Because of the tax problems the pilot program exposed, “we’re moving toward a position where we routinely look at compensation of executives when we conduct our audits of corporations,” IRS Commissioner Mark Everson told the newspaper. To do that, agents “are going to pull the returns of key executives to determine whether the compensation has been correctly recorded.”
Everson also said that it’s more than just lost tax dollars that the IRS is worried about. A perception of unfairness is created when well-compensated people avoid taxes and get away with it, he said.
Andrew Liazos, a lawyer with Boston-based McDermott Will & Emery, said IRS officials also are concerned that tax-avoidance strategies can reflect on a company’s corporate governance and reputation with investors. The IRS is therefore working more closely with the Securities and Exchange Commission and Public Company Accounting Oversight Board.
Some examples of the IRS’ recent crackdown:
- The IRS has given almost 200 executives from 42 corporations a deadline of May 23 to accept the agency’s settlement offer relating to an improper tax shelter used to avoid taxes on more than $700 million of income from stock options.
- The IRS is seeking settlements from high-net-worth investors and entrepreneurs who used aggressively promoted tax shelters to hide big gains.

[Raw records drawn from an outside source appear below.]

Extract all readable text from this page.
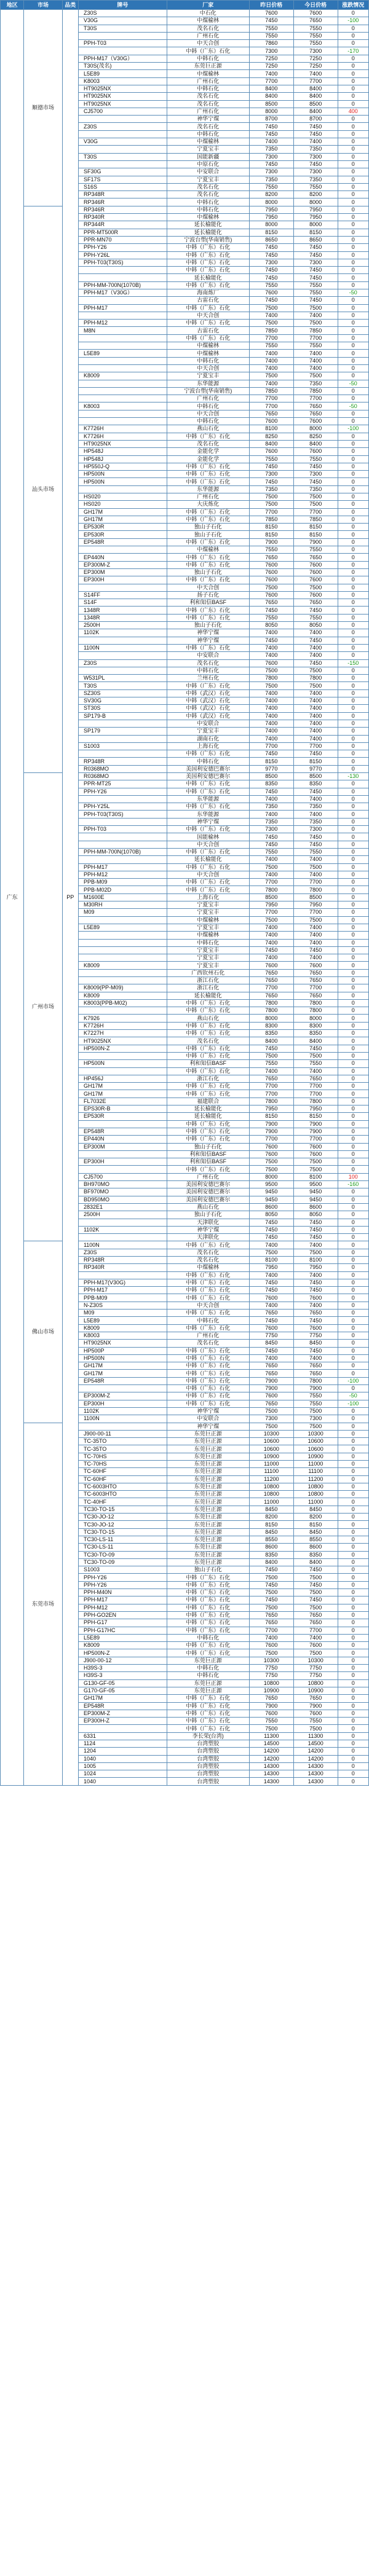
地区	市场	品类	牌号	厂家	昨日价格	今日价格	涨跌情况
广东	顺德市场	PP	Z30S	中石化	7600	7600	0
			V30G	中煤榆林	7450	7650	-100
			T30S	茂名石化	7550	7550	0
				广州石化	7550	7550	0
			PPH-T03	中天合创	7860	7550	0
				中韩（广东）石化	7300	7300	-170
			PPH-M17（V30G）	中韩石化	7250	7250	0
			T30S(茂名)	东莞巨正源	7250	7250	0
			L5E89	中煤榆林	7400	7400	0
			K8003	广州石化	7700	7700	0
			HT9025NX	中韩石化	8400	8400	0
			HT9025NX	茂名石化	8400	8400	0
			HT9025NX	茂名石化	8500	8500	0
			CJ5700	广州石化	8000	8400	400
				神华宁煤	8700	8700	0
			Z30S	茂名石化	7450	7450	0
				中韩石化	7450	7450	0
			V30G	中煤榆林	7400	7400	0
				宁夏宝丰	7350	7350	0
			T30S	国能新疆	7300	7300	0
				中原石化	7450	7450	0
			SF30G	中安联合	7300	7300	0
			SF17S	宁夏宝丰	7350	7350	0
			S16S	茂名石化	7550	7550	0
			RP348R	茂名石化	8200	8200	0
			RP346R	中韩石化	8000	8000	0
	汕头市场		RP346R	中韩石化	7950	7950	0
			RP340R	中煤榆林	7950	7950	0
			RP344R	延长榆能化	8000	8000	0
			PPR-MT500R	延长榆能化	8150	8150	0
			PPR-MN70	宁波台塑(华南销售)	8650	8650	0
			PPH-Y26	中韩（广东）石化	7450	7450	0
			PPH-Y26L	中韩（广东）石化	7450	7450	0
			PPH-T03(T30S)	中韩（广东）石化	7300	7300	0
				中韩（广东）石化	7450	7450	0
				延长榆能化	7450	7450	0
			PPH-MM-700N(1070B)	中韩（广东）石化	7550	7550	0
			PPH-M17（V30G）	海南炼厂	7600	7550	-50
				古雷石化	7450	7450	0
			PPH-M17	中韩（广东）石化	7500	7500	0
				中天合创	7400	7400	0
			PPH-M12	中韩（广东）石化	7500	7500	0
			M8N	古雷石化	7850	7850	0
				中韩（广东）石化	7700	7700	0
				中煤榆林	7550	7550	0
			L5E89	中煤榆林	7400	7400	0
				中韩石化	7400	7400	0
				中天合创	7400	7400	0
			K8009	宁夏宝丰	7500	7500	0
				东华能源	7400	7350	-50
				宁波台塑(华南销售)	7850	7850	0
				广州石化	7700	7700	0
			K8003	中韩石化	7700	7650	-50
				中天合创	7650	7650	0
				中韩石化	7600	7600	0
			K7726H	燕山石化	8100	8000	-100
			K7726H	中韩（广东）石化	8250	8250	0
			HT9025NX	茂名石化	8400	8400	0
			HP548J	金能化学	7600	7600	0
			HP548J	金能化学	7550	7550	0
			HP550J-Q	中韩（广东）石化	7450	7450	0
			HP500N	中韩（广东）石化	7300	7300	0
			HP500N	中韩（广东）石化	7450	7450	0
				东华能源	7350	7350	0
			HS020	广州石化	7500	7500	0
			HS020	大庆炼化	7500	7500	0
			GH17M	中韩（广东）石化	7700	7700	0
			GH17M	中韩（广东）石化	7850	7850	0
			EP530R	独山子石化	8150	8150	0
			EP530R	独山子石化	8150	8150	0
			EP548R	中韩（广东）石化	7900	7900	0
				中煤榆林	7550	7550	0
			EP440N	中韩（广东）石化	7650	7650	0
			EP300M-Z	中韩（广东）石化	7600	7600	0
			EP300M	独山子石化	7600	7600	0
			EP300H	中韩（广东）石化	7600	7600	0
				中天合创	7500	7500	0
			S14FF	扬子石化	7600	7600	0
			S14F	利和知信BASF	7650	7650	0
			1348R	中韩（广东）石化	7450	7450	0
			1348R	中韩（广东）石化	7550	7550	0
			2500H	独山子石化	8050	8050	0
			1102K	神华宁煤	7400	7400	0
				神华宁煤	7450	7450	0
			1100N	中韩（广东）石化	7400	7400	0
				中安联合	7400	7400	0
			Z30S	茂名石化	7600	7450	-150
				中韩石化	7500	7500	0
			W531PL	兰州石化	7800	7800	0
			T30S	中韩（广东）石化	7500	7500	0
			SZ30S	中韩（武汉）石化	7400	7400	0
			SV30G	中韩（武汉）石化	7400	7400	0
			ST30S	中韩（武汉）石化	7400	7400	0
			SP179-B	中韩（武汉）石化	7400	7400	0
				中安联合	7400	7400	0
			SP179	宁夏宝丰	7400	7400	0
				湖南石化	7400	7400	0
			S1003	上海石化	7700	7700	0
				中韩（广东）石化	7450	7450	0
			RP348R	中韩石化	8150	8150	0
			R0368MO	美国利安德巴赛尔	9770	9770	0
	广州市场		R0368MO	美国利安德巴赛尔	8500	8500	-130
			PPR-MT25	中韩（广东）石化	8350	8350	0
			PPH-Y26	中韩（广东）石化	7450	7450	0
				东华能源	7400	7400	0
			PPH-Y25L	中韩（广东）石化	7350	7350	0
			PPH-T03(T30S)	东华能源	7400	7400	0
				神华宁煤	7350	7350	0
			PPH-T03	中韩（广东）石化	7300	7300	0
				国能榆林	7450	7450	0
				中天合创	7450	7450	0
			PPH-MM-700N(1070B)	中韩（广东）石化	7550	7550	0
				延长榆能化	7400	7400	0
			PPH-M17	中韩（广东）石化	7500	7500	0
			PPH-M12	中天合创	7400	7400	0
			PPB-M09	中韩（广东）石化	7700	7700	0
			PPB-M02D	中韩（广东）石化	7800	7800	0
			M1600E	上海石化	8500	8500	0
			M30RH	宁夏宝丰	7950	7950	0
			M09	宁夏宝丰	7700	7700	0
				中煤榆林	7500	7500	0
			L5E89	宁夏宝丰	7400	7400	0
				中煤榆林	7400	7400	0
				中韩石化	7400	7400	0
				宁夏宝丰	7450	7450	0
				宁夏宝丰	7400	7400	0
			K8009	宁夏宝丰	7600	7600	0
				广西钦州石化	7650	7650	0
				浙江石化	7650	7650	0
			K8009(PP-M09)	浙江石化	7700	7700	0
			K8009	延长榆能化	7650	7650	0
			K8003(PPB-M02)	中韩（广东）石化	7800	7800	0
				中韩（广东）石化	7800	7800	0
			K7926	燕山石化	8000	8000	0
			K7726H	中韩（广东）石化	8300	8300	0
			K7227H	中韩（广东）石化	8350	8350	0
			HT9025NX	茂名石化	8400	8400	0
			HP500N-Z	中韩（广东）石化	7450	7450	0
				中韩（广东）石化	7500	7500	0
			HP500N	利和知信BASF	7550	7550	0
				中韩（广东）石化	7400	7400	0
			HP456J	浙江石化	7650	7650	0
			GH17M	中韩（广东）石化	7700	7700	0
			GH17M	中韩（广东）石化	7700	7700	0
			FL7032E	福建联合	7800	7800	0
			EPS30R-B	延长榆能化	7950	7950	0
			EP530R	延长榆能化	8150	8150	0
				中韩（广东）石化	7900	7900	0
			EP548R	中韩（广东）石化	7900	7900	0
			EP440N	中韩（广东）石化	7700	7700	0
			EP300M	独山子石化	7600	7600	0
				利和知信BASF	7600	7600	0
			EP300H	利和知信BASF	7500	7500	0
				中韩（广东）石化	7500	7500	0
			CJ5700	广州石化	8000	8100	100
			BH970MO	美国利安德巴赛尔	9500	9500	-160
			BF970MO	美国利安德巴赛尔	9450	9450	0
			BD950MO	美国利安德巴赛尔	9450	9450	0
			2832E1	燕山石化	8600	8600	0
			2500H	独山子石化	8050	8050	0
				天津联化	7450	7450	0
			1102K	神华宁煤	7450	7450	0
				天津联化	7450	7450	0
	佛山市场		1100N	中韩（广东）石化	7400	7400	0
			Z30S	茂名石化	7500	7500	0
			RP348R	茂名石化	8100	8100	0
			RP340R	中煤榆林	7950	7950	0
				中韩（广东）石化	7400	7400	0
			PPH-M17(V30G)	中韩（广东）石化	7450	7450	0
			PPH-M17	中韩（广东）石化	7450	7450	0
			PPB-M09	中韩（广东）石化	7600	7600	0
			N-Z30S	中天合创	7400	7400	0
			M09	中韩（广东）石化	7650	7650	0
			L5E89	中韩石化	7450	7450	0
			K8009	中韩（广东）石化	7600	7600	0
			K8003	广州石化	7750	7750	0
			HT9025NX	茂名石化	8450	8450	0
			HP500P	中韩（广东）石化	7450	7450	0
			HP500N	中韩（广东）石化	7400	7400	0
			GH17M	中韩（广东）石化	7650	7650	0
			GH17M	中韩（广东）石化	7650	7650	0
			EP548R	中韩（广东）石化	7900	7800	-100
				中韩（广东）石化	7900	7900	0
			EP300M-Z	中韩（广东）石化	7600	7550	-50
			EP300H	中韩（广东）石化	7650	7550	-100
			1102K	神华宁煤	7500	7500	0
			1100N	中安联合	7300	7300	0
	东莞市场			神华宁煤	7500	7500	0
			J900-00-11	东莞巨正源	10300	10300	0
			TC-35TO	东莞巨正源	10600	10600	0
			TC-35TO	东莞巨正源	10600	10600	0
			TC-70HS	东莞巨正源	10900	10900	0
			TC-70HS	东莞巨正源	11000	11000	0
			TC-60HF	东莞巨正源	11100	11100	0
			TC-60HF	东莞巨正源	11200	11200	0
			TC-6003HTO	东莞巨正源	10800	10800	0
			TC-6003HTO	东莞巨正源	10800	10800	0
			TC-40HF	东莞巨正源	11000	11000	0
			TC30-TO-15	东莞巨正源	8450	8450	0
			TC30-JO-12	东莞巨正源	8200	8200	0
			TC30-JO-12	东莞巨正源	8150	8150	0
			TC30-TO-15	东莞巨正源	8450	8450	0
			TC30-LS-11	东莞巨正源	8550	8550	0
			TC30-LS-11	东莞巨正源	8600	8600	0
			TC30-TO-09	东莞巨正源	8350	8350	0
			TC30-TO-09	东莞巨正源	8400	8400	0
			S1003	独山子石化	7450	7450	0
			PPH-Y26	中韩（广东）石化	7500	7500	0
			PPH-Y26	中韩（广东）石化	7450	7450	0
			PPH-M40N	中韩（广东）石化	7500	7500	0
			PPH-M17	中韩（广东）石化	7450	7450	0
			PPH-M12	中韩（广东）石化	7500	7500	0
			PPH-GO2EN	中韩（广东）石化	7650	7650	0
			PPH-G17	中韩（广东）石化	7650	7650	0
			PPH-G17HC	中韩（广东）石化	7700	7700	0
			L5E89	中韩石化	7400	7400	0
			K8009	中韩（广东）石化	7600	7600	0
			HP500N-Z	中韩（广东）石化	7500	7500	0
			J900-00-12	东莞巨正源	10300	10300	0
			H39S-3	中韩石化	7750	7750	0
			H39S-3	中韩石化	7750	7750	0
			G130-GF-05	东莞巨正源	10800	10800	0
			G170-GF-05	东莞巨正源	10900	10900	0
			GH17M	中韩（广东）石化	7650	7650	0
			EP548R	中韩（广东）石化	7900	7900	0
			EP300M-Z	中韩（广东）石化	7600	7600	0
			EP300H-Z	中韩（广东）石化	7550	7550	0
				中韩（广东）石化	7500	7500	0
			6331	李长荣(台湾)	11300	11300	0
			1124	台湾塑胶	14500	14500	0
			1204	台湾塑胶	14200	14200	0
			1040	台湾塑胶	14200	14200	0
			1005	台湾塑胶	14300	14300	0
			1024	台湾塑胶	14300	14300	0
			1040	台湾塑胶	14300	14300	0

- A Washington-area telecommunications executive, Walter Anderson, has been indicted for tax evasion in one of the largest individual criminal tax cases ever. He is accused of owing about $210 million in taxes, which he allegedly avoided by setting up a number of offshore corporations in tax havens like the British Virgin Islands. Federal prosecutors said the offshore corporations hid about $450 million in income.